The circuits that you don't quite understand aren't any different from the one you do understand. The only difference is in the implementation of each amplifier. The amplifiers simply use a different circuit. The differential circuit is also very similar only the signal isn't single ended (like in the other circuits) but differential. That means the signal has a copy that's the same but it has an inverted shape (180 degrees phase shift).
You ask about "noise voltage" but I think you're confused about the way how these circuits start in the real world. In the real world there's always noise present and that noise is enough to get the start up the oscillator.
In a simulation this is not the case, the simulator will be happy to find a stable solution where the circuit isn't oscillating. Like for the 3-inverter ring oscillator it will find that all signal nets are at a DC voltage close to Vdd/2 and that that is an OK solution.
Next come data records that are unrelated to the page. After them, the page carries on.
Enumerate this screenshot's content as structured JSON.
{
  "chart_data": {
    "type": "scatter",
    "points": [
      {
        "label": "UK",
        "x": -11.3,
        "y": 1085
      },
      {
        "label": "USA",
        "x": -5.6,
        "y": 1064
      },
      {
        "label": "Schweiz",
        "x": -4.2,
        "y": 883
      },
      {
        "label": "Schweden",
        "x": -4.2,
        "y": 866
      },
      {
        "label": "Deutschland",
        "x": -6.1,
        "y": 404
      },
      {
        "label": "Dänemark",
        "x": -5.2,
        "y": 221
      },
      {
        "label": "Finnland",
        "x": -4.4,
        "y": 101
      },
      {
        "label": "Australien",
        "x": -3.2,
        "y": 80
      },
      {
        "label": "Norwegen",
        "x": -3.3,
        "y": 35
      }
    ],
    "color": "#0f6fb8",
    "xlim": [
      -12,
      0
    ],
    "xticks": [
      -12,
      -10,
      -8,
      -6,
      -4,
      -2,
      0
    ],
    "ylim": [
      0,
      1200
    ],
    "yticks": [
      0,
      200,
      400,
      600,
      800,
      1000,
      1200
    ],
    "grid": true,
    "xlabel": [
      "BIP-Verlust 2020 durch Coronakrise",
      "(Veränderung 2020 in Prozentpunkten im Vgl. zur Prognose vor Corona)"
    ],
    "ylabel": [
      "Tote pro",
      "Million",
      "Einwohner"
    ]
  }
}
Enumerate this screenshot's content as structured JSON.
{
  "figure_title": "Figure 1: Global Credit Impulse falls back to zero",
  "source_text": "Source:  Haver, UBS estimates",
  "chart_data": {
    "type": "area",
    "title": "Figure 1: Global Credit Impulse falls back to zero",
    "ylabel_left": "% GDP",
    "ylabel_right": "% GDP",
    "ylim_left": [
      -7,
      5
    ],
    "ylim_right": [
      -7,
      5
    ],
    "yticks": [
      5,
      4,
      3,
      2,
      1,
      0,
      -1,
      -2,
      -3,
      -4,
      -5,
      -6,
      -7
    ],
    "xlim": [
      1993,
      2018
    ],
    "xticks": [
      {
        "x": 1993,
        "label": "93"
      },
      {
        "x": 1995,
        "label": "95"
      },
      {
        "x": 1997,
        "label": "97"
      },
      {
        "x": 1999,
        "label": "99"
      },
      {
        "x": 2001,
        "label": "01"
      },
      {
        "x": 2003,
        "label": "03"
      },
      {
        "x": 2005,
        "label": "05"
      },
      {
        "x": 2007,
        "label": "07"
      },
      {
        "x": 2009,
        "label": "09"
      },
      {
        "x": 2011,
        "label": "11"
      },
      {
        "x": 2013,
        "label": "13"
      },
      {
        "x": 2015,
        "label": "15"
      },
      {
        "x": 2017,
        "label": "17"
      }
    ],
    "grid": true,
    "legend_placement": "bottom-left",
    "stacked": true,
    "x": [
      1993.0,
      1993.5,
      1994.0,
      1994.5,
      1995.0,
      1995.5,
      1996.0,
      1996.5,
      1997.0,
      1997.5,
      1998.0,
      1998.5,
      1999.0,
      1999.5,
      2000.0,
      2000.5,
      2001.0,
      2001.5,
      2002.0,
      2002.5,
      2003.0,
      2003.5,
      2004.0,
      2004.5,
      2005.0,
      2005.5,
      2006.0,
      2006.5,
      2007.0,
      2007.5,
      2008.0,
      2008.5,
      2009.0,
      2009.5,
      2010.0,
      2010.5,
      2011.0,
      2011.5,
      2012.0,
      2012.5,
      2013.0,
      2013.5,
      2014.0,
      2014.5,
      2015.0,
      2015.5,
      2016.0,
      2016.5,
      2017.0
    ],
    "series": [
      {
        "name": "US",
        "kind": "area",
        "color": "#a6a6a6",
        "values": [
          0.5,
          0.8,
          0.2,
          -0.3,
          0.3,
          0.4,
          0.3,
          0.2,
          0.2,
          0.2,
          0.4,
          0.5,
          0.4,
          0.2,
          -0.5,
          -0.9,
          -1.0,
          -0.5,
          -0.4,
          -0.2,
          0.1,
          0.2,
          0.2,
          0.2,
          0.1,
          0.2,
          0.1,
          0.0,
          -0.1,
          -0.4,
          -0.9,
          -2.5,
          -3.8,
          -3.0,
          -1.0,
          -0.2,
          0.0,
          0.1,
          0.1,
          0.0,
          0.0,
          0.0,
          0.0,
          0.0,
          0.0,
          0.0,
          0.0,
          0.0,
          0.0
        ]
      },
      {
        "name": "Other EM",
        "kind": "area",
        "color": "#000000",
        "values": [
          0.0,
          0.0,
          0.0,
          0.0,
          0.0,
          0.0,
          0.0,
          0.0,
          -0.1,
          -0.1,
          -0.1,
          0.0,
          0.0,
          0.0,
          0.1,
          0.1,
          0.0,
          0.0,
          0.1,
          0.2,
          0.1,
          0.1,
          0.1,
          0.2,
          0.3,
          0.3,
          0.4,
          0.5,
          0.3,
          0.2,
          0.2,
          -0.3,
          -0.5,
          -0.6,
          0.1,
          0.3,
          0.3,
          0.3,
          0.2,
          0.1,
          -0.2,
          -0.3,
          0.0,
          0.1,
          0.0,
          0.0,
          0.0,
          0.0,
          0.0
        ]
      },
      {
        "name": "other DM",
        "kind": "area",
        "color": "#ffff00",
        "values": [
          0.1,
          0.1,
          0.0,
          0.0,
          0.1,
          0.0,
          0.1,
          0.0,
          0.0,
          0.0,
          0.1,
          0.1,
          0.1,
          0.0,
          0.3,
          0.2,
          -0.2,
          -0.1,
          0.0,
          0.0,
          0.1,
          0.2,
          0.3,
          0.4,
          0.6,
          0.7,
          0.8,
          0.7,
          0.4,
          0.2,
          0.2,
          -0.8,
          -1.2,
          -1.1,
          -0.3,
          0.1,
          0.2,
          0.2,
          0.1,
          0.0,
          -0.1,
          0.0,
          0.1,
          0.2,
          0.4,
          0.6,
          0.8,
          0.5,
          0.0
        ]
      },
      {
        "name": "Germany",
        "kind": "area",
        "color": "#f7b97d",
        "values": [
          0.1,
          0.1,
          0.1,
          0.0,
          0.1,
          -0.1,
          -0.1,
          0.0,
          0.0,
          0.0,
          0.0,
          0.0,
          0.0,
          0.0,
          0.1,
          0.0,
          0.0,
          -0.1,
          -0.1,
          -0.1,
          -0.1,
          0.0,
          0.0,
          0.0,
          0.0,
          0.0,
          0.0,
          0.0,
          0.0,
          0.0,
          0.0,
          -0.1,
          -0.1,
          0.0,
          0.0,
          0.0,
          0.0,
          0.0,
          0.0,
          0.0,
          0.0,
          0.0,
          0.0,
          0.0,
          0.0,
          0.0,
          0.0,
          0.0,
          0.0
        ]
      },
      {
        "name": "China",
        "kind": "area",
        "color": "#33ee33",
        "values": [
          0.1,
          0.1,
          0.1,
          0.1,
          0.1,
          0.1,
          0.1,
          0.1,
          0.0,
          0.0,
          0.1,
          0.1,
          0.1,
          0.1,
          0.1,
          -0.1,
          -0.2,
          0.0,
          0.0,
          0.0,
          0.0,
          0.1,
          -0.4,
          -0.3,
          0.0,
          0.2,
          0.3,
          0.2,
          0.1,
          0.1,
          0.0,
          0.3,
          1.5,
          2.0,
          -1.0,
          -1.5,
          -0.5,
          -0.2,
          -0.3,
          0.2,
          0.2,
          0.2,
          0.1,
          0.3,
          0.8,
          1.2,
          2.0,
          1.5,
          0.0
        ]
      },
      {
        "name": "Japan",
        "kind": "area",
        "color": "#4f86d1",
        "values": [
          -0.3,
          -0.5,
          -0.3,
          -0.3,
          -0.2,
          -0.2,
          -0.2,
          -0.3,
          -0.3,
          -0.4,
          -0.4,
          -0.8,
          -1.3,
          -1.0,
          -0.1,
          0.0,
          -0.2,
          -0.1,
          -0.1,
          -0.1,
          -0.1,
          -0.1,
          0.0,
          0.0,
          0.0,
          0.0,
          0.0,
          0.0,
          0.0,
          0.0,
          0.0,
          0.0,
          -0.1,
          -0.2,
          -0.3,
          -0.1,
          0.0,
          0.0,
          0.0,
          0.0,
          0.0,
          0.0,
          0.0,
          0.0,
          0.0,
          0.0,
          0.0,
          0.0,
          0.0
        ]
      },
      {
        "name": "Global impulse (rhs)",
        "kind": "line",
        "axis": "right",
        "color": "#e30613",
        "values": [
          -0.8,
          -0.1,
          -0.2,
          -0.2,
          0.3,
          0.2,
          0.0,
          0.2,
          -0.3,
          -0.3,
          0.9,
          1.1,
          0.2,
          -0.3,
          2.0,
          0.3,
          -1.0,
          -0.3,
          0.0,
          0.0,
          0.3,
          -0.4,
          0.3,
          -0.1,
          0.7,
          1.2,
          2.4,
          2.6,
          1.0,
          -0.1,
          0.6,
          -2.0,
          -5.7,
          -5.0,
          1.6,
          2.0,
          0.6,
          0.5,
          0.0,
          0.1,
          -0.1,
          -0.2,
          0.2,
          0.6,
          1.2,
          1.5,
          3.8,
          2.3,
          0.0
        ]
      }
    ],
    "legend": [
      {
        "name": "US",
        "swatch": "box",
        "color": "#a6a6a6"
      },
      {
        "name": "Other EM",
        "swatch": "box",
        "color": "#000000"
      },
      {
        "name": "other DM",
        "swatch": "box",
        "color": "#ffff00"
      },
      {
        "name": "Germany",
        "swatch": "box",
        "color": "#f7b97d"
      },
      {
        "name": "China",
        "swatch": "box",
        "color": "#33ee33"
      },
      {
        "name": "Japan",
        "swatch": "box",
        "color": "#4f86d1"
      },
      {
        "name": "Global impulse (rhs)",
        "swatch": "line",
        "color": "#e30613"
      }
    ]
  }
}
Theoretically it is but it does not work like that in the real world.
So to get the oscillation going in a simulator we need to "disturb" that wrong stable situation. I usually do that by inserting a pulsed source that can be a current source or a voltage source, it does not matter. I make that source deliver a small pulse like a 100 ns pulse of 1uA (or 10 mV). That will then start the oscillation.
Noise simulations (actually: Phasenoise) are the next step when you have fully understand how to simulate oscillators.